With the compound diborane (B ₂ H ₆ ) a special case of a banana binding can be found. It is a 2-electron, 3-center bond . The two electrons are in a molecular orbital that is delocalized over three atoms.

Web links

Dr. Flower chemistry of hydrocarbons

Individual evidence

^ Linus Pauling: The nature of the chemical bond. Application of results obtained from the quantum mechanics and from a theory of paramagnetic susceptibility to the structure of molecules . J. Am. Chem.
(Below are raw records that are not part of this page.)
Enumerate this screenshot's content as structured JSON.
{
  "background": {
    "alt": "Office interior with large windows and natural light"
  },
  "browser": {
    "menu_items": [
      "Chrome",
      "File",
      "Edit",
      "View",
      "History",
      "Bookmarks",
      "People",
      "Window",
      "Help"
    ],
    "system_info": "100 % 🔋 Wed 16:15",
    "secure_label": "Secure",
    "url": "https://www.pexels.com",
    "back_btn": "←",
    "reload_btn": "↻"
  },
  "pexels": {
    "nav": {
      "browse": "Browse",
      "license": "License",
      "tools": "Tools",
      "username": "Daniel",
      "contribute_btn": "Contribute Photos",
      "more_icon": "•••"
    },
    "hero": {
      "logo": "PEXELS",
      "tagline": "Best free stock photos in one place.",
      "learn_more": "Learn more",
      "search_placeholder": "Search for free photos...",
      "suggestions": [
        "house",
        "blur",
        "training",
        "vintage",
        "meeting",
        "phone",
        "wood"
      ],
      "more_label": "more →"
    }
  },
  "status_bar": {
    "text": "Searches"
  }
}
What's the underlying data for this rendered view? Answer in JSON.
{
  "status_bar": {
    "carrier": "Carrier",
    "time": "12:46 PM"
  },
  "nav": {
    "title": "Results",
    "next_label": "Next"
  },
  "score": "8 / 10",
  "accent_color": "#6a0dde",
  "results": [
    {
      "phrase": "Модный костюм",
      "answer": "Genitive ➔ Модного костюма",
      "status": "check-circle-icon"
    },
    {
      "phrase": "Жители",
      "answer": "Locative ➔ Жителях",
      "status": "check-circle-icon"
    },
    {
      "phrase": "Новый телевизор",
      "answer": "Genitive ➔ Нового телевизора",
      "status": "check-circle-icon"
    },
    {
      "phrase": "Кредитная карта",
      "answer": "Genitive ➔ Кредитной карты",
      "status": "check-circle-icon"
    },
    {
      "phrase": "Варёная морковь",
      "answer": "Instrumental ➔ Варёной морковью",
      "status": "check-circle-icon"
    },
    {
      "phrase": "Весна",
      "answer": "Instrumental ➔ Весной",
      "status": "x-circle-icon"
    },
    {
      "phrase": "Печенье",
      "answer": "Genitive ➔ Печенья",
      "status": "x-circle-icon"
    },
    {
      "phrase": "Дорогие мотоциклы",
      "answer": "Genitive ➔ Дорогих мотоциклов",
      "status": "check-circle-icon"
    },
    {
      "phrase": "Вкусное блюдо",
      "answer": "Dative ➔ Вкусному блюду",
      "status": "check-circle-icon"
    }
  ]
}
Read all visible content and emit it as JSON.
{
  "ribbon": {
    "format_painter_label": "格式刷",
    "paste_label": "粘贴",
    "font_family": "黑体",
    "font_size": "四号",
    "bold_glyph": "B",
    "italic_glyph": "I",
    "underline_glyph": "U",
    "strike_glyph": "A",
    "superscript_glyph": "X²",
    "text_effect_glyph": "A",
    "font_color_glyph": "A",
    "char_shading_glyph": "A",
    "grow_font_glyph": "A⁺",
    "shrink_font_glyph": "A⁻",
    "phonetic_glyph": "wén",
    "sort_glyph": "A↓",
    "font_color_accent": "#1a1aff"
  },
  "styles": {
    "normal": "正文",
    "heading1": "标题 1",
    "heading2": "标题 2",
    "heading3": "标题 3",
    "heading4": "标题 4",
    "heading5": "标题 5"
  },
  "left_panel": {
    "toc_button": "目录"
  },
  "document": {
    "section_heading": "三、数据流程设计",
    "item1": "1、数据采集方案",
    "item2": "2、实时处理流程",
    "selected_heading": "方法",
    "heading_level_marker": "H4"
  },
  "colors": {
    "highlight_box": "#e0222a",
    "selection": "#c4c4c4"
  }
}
Soc. 1931 , 53 1367-1400.
F. Weinhold, Clark R. Landis: Valency and Bonding: A Natural Bond Orbital Donor-Acceptor Perspective , Cambridge University Press, 2005, ISBN 0-52183128-8 .
^ E. Hückel: Z. Phys 1930 , 60 , 423 .; Penney, WG Proc. R. Soc. London 1934 , A144 , 166; A146 , 223.

[1] Linus Pauling: The nature of the chemical bond. Application of results obtained from the quantum mechanics and from a theory of paramagnetic susceptibility to the structure of molecules . J. Am. Chem. Soc. 1931 , 53 1367-1400.
F. Weinhold, Clark R. Landis: Valency and Bonding: A Natural Bond Orbital Donor-Acceptor Perspective , Cambridge University Press, 2005, ISBN 0-52183128-8 .

[2] E. Hückel: Z. Phys 1930 , 60 , 423 .; Penney, WG Proc. R. Soc. London 1934 , A144 , 166; A146 , 223.